Undelivered, was her guess—but what if,

hand-to-hand her words were passed

and when they found him in that barren place,

he’d glanced at the infertility and left?

“The village children have such beautiful eyes, Mom

like jewels—every day begging for those sweets you send.”

He liked the cherries best, so she kept his pockets full.

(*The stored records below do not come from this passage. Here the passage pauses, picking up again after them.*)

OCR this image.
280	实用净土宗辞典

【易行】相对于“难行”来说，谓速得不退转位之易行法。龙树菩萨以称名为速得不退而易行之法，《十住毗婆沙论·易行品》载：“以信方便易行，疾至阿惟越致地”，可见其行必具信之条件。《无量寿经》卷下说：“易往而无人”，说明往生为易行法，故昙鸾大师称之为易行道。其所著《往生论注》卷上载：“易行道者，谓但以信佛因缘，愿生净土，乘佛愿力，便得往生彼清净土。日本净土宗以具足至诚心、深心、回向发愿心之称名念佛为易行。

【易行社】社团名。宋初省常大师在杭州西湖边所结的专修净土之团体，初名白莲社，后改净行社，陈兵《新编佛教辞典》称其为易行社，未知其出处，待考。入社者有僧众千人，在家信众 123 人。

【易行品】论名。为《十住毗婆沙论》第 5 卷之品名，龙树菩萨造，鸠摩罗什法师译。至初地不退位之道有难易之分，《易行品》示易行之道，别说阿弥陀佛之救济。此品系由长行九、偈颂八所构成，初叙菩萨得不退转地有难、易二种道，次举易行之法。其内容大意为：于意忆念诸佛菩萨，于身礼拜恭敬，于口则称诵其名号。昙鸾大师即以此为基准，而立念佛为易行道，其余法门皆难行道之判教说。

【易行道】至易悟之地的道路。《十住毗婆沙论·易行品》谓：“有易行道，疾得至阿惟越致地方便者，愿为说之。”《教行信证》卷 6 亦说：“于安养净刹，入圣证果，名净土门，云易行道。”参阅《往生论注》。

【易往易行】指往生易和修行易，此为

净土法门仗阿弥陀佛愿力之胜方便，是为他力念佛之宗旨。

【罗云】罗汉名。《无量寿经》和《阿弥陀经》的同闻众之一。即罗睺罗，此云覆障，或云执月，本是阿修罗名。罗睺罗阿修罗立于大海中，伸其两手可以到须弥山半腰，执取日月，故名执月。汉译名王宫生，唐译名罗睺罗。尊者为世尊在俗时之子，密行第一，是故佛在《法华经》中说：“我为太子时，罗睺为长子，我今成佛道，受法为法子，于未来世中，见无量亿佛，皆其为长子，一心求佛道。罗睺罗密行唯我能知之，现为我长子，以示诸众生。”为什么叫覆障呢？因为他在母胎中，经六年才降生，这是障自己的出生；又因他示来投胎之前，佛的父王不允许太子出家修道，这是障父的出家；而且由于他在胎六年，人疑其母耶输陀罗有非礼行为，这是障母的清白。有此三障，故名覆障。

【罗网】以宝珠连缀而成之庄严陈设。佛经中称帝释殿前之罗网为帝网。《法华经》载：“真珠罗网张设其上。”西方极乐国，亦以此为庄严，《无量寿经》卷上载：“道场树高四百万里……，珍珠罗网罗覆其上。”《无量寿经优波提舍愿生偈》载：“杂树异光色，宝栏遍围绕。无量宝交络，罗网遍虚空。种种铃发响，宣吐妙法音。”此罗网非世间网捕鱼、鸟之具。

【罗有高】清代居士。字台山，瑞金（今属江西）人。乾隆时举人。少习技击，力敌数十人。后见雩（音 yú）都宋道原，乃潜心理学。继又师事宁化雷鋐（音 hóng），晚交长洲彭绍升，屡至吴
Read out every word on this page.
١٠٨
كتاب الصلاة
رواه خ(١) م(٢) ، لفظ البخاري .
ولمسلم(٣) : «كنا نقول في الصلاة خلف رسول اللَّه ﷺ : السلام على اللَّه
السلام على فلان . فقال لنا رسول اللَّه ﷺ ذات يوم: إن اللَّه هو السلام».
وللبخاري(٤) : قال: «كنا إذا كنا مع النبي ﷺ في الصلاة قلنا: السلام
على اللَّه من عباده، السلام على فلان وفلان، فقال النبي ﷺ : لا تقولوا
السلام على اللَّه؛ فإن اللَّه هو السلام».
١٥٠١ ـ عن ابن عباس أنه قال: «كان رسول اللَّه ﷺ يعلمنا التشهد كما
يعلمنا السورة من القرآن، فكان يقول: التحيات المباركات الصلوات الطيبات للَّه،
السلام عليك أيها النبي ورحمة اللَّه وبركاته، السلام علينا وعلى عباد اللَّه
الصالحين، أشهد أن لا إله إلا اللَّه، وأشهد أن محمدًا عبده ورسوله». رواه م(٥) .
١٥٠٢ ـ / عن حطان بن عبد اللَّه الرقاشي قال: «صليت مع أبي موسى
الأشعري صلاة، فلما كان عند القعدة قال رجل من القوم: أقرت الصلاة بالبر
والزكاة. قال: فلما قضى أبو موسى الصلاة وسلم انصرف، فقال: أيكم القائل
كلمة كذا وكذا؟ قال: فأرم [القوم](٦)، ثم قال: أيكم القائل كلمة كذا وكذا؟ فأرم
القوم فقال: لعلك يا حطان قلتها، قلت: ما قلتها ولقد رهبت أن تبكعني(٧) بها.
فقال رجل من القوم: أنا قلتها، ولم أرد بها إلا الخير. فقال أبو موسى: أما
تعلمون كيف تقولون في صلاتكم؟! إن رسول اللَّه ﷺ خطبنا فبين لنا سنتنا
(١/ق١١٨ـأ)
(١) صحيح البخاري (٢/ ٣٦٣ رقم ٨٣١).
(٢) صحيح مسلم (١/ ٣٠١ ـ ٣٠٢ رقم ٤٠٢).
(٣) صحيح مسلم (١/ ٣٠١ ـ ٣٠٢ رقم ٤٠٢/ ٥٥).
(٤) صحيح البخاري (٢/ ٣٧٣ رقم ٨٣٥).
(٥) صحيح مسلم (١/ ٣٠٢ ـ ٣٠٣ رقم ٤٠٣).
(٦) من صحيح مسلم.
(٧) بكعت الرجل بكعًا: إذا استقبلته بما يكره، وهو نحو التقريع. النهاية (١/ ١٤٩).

Were they sown among the rest?

Mothers: name the ones who gain

from battlefields; choose a fragment flat enough;

match your words precisely to the shape.

 

*“Ostrakon” is based on Whitman’s Civil War poem, “Come Down From the Fields, Father,” in which a bereaved mother, upon news of her son’s death, wills herself into death, therefore silence.  My growth as a feminist was via books and experience; unlike the woman in Whitman’s poem I’ve learned to speak up against injustice. Louise De Salvo’s groundbreaking work has always added to my courage.  Observation, political and personal, matters; writing, even a woman’s few words etched onto a ceramic fragment thousands of years old show how choice can be registered. (Ostrakaa were used in the Forum as ballots.)

 
Bio:

Phyllis Capello is a writer, musician and performer wholives in Brooklyn, NY. She is a New York Foundation for the Arts fellow in fiction and a prizewinner in the Allen Ginsberg Poetry Awards. Her work appears in many anthologies and literary magazines, including, most recently, the Italian feminist journal Legendaria, Families: A Journal of Representation, Kolkata, The Milk of Almonds, and Reading, Writing and Reacting, a college textbook. She teaches poetry and music and entertains hospitalized children in the Big Apple Circus’ Clown Care program. She has a grown daughter and son.